WPF/E, now Silverlight
The stuff previous known as WPF/E is now officially named Silverlight. Silverlight is supposed to be a direct competitor to Adobe’s Flash and Ajax-based applications.
A little bit disappointed with this official release since in their website, MS while repeatedly promoting the new mantra of Silverlight as a “cross-browser, cross-platform plug-in for delivering media experiences and rich interactive applications” (you will see this mantra appear a few dozen times in Silverlight website), says Silverlight will support “all major browsers on both Mac OS X and on Windows” and MS is “gathering feedback from customers to help determine which platforms should be supported in the future”. Funny, they even need feedbacks to know that without Linux they cannot claim anything as cross-platform.
Another disappointment is that currently the only language supported by Silverlight is JavaScript. Anyway, while the support for .NET languages like C#/VB.NET is highly expected, this item is not really a pain point to me.












Buu,
Seems to me like Microsoft wants to promote XAML as the primary language to build WPF/E, although you can also use C#/VB. If you follow their examples or at least watch their demos, most are given in XAML. It’s just another case of how Microsoft abuses XML. I am very tired of XML being used as programming language instead of data exchange. I am also new to WPF/E, but from what I see so far, XAML is just a step backward since it mixes JS code with markup with styles.

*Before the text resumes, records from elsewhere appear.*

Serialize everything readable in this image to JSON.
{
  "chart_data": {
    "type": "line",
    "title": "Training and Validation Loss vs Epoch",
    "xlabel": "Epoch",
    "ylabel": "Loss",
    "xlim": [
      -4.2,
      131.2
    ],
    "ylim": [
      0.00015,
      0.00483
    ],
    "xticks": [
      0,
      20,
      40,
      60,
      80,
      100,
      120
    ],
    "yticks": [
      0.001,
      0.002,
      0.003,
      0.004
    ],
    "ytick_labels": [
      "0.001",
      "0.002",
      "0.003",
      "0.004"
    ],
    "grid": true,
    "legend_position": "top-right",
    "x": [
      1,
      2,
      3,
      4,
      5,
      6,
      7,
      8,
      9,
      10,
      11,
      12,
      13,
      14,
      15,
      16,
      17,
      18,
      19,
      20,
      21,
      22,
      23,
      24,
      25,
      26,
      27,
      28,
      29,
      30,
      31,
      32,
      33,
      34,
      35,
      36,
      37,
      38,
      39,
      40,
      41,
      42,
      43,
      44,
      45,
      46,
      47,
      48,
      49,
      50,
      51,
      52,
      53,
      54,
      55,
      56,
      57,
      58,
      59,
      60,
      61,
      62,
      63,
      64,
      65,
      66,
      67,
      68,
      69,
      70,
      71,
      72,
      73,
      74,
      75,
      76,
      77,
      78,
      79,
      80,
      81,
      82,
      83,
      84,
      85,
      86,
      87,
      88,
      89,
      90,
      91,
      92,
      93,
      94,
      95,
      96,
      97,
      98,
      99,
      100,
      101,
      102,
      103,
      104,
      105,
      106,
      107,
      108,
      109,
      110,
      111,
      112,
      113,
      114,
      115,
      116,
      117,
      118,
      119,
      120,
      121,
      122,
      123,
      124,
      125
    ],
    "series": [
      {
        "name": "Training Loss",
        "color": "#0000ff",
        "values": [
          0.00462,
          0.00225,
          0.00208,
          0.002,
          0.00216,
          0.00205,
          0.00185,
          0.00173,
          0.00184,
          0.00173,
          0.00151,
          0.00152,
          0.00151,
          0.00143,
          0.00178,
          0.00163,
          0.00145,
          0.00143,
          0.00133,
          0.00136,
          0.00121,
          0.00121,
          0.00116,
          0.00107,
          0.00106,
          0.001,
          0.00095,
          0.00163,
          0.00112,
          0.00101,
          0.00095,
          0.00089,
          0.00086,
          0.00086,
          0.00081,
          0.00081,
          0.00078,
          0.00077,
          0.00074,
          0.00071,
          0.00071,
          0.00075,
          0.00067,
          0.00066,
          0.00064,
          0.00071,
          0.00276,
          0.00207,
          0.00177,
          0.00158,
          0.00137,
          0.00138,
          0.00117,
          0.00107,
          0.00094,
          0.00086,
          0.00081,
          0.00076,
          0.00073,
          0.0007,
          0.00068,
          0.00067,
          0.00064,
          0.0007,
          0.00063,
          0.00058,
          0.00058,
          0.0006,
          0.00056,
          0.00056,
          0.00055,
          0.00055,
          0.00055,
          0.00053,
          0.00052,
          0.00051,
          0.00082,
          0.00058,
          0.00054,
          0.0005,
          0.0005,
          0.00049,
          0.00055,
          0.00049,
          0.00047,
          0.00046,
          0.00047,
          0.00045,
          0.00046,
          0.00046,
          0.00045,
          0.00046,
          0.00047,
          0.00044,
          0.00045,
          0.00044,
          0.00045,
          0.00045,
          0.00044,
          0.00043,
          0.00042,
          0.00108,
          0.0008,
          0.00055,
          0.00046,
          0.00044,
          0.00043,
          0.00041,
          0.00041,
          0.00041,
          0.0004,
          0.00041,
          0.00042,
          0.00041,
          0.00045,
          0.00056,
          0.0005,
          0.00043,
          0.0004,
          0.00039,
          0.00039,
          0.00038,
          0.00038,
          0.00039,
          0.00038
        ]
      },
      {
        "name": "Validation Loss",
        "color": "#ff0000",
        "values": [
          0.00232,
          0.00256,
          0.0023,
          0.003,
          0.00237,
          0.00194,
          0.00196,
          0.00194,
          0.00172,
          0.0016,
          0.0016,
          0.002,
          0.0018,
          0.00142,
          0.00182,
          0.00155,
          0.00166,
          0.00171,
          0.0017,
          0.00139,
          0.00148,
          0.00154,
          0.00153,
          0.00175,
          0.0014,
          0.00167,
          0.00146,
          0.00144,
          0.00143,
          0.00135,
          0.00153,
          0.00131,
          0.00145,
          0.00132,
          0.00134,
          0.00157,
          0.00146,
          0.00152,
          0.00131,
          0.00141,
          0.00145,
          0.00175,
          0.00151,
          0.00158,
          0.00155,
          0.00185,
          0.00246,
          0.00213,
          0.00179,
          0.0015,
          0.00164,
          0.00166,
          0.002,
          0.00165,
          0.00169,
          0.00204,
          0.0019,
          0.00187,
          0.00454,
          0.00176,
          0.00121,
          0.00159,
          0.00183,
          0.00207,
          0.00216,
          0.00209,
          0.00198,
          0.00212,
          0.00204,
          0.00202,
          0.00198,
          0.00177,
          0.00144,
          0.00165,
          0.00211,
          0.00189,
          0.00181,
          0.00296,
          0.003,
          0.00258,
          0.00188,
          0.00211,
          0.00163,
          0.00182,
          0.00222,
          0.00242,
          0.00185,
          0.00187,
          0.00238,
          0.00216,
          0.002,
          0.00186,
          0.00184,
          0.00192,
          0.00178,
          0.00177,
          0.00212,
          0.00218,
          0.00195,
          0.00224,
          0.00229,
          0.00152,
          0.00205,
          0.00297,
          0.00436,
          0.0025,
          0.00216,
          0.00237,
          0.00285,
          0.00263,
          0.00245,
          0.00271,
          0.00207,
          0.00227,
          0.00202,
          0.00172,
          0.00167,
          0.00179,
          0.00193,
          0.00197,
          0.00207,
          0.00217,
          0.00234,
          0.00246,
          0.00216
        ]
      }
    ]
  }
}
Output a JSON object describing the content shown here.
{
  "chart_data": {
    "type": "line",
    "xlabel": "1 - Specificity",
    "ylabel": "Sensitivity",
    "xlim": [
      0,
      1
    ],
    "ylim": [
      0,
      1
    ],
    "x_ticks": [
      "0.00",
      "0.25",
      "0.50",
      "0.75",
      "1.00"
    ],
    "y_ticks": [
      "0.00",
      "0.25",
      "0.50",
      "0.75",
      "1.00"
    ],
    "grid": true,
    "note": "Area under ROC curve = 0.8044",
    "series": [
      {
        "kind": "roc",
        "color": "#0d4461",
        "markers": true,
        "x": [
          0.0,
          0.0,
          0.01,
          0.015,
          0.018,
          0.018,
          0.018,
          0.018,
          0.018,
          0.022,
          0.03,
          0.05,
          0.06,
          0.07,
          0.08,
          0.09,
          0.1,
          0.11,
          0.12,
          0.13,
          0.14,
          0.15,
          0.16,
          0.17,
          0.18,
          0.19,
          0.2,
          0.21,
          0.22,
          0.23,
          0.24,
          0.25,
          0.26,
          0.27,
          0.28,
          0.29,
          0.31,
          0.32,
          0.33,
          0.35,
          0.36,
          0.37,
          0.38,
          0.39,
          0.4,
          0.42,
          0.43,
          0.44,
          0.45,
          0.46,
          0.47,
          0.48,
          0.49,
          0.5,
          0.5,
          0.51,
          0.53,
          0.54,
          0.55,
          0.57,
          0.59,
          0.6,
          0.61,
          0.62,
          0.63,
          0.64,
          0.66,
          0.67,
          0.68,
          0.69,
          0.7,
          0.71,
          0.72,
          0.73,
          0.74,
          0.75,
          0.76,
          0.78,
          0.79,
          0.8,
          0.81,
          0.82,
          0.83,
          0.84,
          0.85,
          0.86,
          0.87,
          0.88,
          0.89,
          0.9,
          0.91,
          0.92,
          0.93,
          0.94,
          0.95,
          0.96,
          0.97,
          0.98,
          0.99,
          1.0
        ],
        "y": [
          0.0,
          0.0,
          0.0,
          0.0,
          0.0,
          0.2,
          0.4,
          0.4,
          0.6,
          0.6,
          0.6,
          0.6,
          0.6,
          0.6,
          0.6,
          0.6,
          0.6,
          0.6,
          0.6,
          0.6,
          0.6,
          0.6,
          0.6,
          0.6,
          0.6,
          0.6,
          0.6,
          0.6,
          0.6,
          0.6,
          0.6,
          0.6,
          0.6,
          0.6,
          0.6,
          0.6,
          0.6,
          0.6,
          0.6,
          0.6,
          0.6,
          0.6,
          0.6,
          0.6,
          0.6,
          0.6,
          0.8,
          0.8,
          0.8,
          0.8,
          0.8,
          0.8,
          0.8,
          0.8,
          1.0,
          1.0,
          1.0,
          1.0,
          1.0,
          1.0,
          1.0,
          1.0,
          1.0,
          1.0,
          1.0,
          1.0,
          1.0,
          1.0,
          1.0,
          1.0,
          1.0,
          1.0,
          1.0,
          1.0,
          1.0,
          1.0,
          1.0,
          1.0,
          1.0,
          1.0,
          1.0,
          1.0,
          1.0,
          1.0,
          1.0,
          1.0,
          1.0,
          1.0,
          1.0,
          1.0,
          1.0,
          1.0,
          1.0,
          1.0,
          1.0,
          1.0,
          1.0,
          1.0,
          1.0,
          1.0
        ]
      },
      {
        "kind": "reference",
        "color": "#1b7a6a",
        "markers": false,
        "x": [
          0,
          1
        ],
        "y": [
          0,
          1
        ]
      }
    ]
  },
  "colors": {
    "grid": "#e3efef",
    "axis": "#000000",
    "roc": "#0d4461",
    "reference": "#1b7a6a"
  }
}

Thanks for your opinions, Kevin.
IMO, XAML is a declarative presentation of the UI elements (like HTML, ASPX) and it is not necessarily replacing JS, C#, or VB as a programming language. And I think this is the right choice because usually the declarative markup is not only more concise but also more expressive than the imperative C#/VB code. If XAML were meant to be used to code program logic (e.g. Ant, iBATIS etc.), then I would agree with you that it was not a good idea at all.
I haven’t played much with WPF/E, but I believe you can both call inlined or external JS’ functions from XAML (aka code-behind). In the next release, XAML can call C# or VB.NET code as well, and I think this ASP.NET-like UI-logic separation is good enough.
Finally, I would agree with your last comment that it’s bad that WPF/E currently does not allow a separation between GUI elements and styles, something WPF does support. Hopefully MS will be working on that for the next release.